イラン緊張で連携強める中国とブラジル、特使級会談で和平の道模索
中東地域、とりわけイラン周辺での緊張が高まる中、中国とブラジルの外交担当者が先週北京で会談し、政治・外交的解決へ向けた緊密な連携を確認しました。両国が中東和平の重要な「調整役」としての役割を強めつつあることがうかがえる動きです。
北京での特使級会談
中国本土の中東問題担当・翟隽(Zhai Jun)特使は、2026年4月7日(火曜日)、ブラジルのイブラヒム・アブドル・ハク・ネト(Ibrahim Abdul Hak Neto)大統領外交顧問と北京で会談しました。協議の中心は、現在のイラン情勢と、その緊張の緩和に向けた取り組みでした。
「政治外交手段」での一致
ネト顧問は、中東地域の緊張が非常に高まっているとの認識を示し、衝突のさらなるエスカレーションや波及を避けるべきだと述べました。その上で、「ブラジルと中国はイラン情勢について類似した立場を共有している」と指摘。双方が「政治と外交的手段こそが問題を解決する唯一の正しい道筋である」と信じていると語りました。

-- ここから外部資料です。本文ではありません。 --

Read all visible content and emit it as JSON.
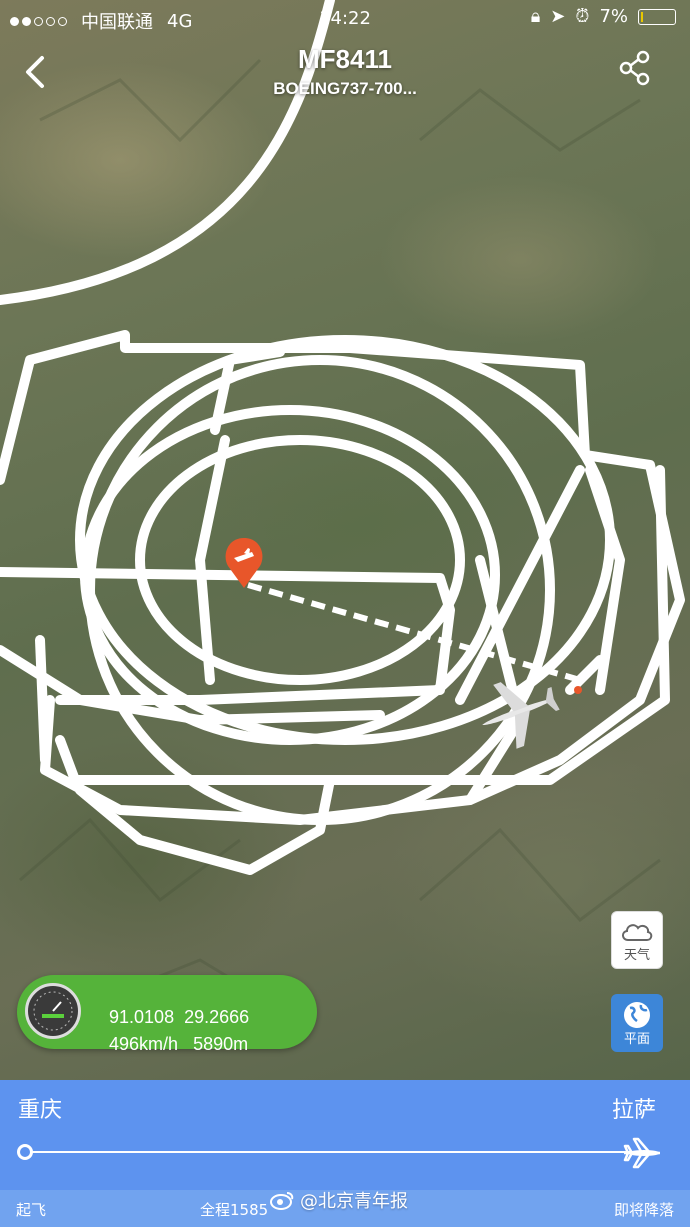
{
  "status_bar": {
    "carrier": "中国联通",
    "network": "4G",
    "time": "14:22",
    "battery": "7%",
    "battery_level": 0.07
  },
  "header": {
    "flight_number": "MF8411",
    "aircraft": "BOEING737-700..."
  },
  "map": {
    "style": "satellite",
    "track_color": "#ffffff",
    "airport_marker_color": "#e8562a",
    "icons": [
      "airport-pin-icon",
      "airplane-icon"
    ]
  },
  "flight_info": {
    "longitude": "91.0108",
    "latitude": "29.2666",
    "speed": "496km/h",
    "altitude": "5890m"
  },
  "map_controls": {
    "weather_label": "天气",
    "flat_label": "平面"
  },
  "route": {
    "from": "重庆",
    "to": "拉萨",
    "progress": 1.0
  },
  "footer": {
    "left": "起飞",
    "middle": "全程1585",
    "right": "即将降落"
  },
  "watermark": "@北京青年报",
  "colors": {
    "bottom_panel": "#5d93ef",
    "info_pill": "#55b33a",
    "flat_button": "#3d86d8"
  }
}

また、ネト顧問は、中国とパキスタンが提唱した中東和平のための「5項目イニシアチブ」を評価し、中国と協力して、緊張緩和のための外交努力を支持し、国際法に基づく国際秩序を擁護していく用意があると付け加えました。
中国側の「積極的な和平促進」姿勢
これに対し、翟特使は、中国が中東の情勢動向を注視しており、紛争当事者が和平の機会を捉え、対話と交渉を通じて互いに歩み寄るべきだと述べました。中国は客観的かつ公平な立場を維持し、積極的に和平会談を促進しており、ブラジルとの協調を強化して、停戦と政治的解決に関するより広範な国際的コンセンサスの構築に貢献する用意があると説明しました。
「中国は、中東の平和と安定を一日も早く回復させるために貢献する準備ができている」と、翟特使は締めくくりました。
より広範な地域課題への関与
両者はまた、パレスチナやレバノン問題を含む他の地域のホットスポットに関しても意見を交換しました。この会談は、主要な新興国として、中国とブラジルが、特定の地域紛争において、従来の大国中心の枠組みとは異なる、協調的な外交ルートを模索していることを示す事例と言えるでしょう。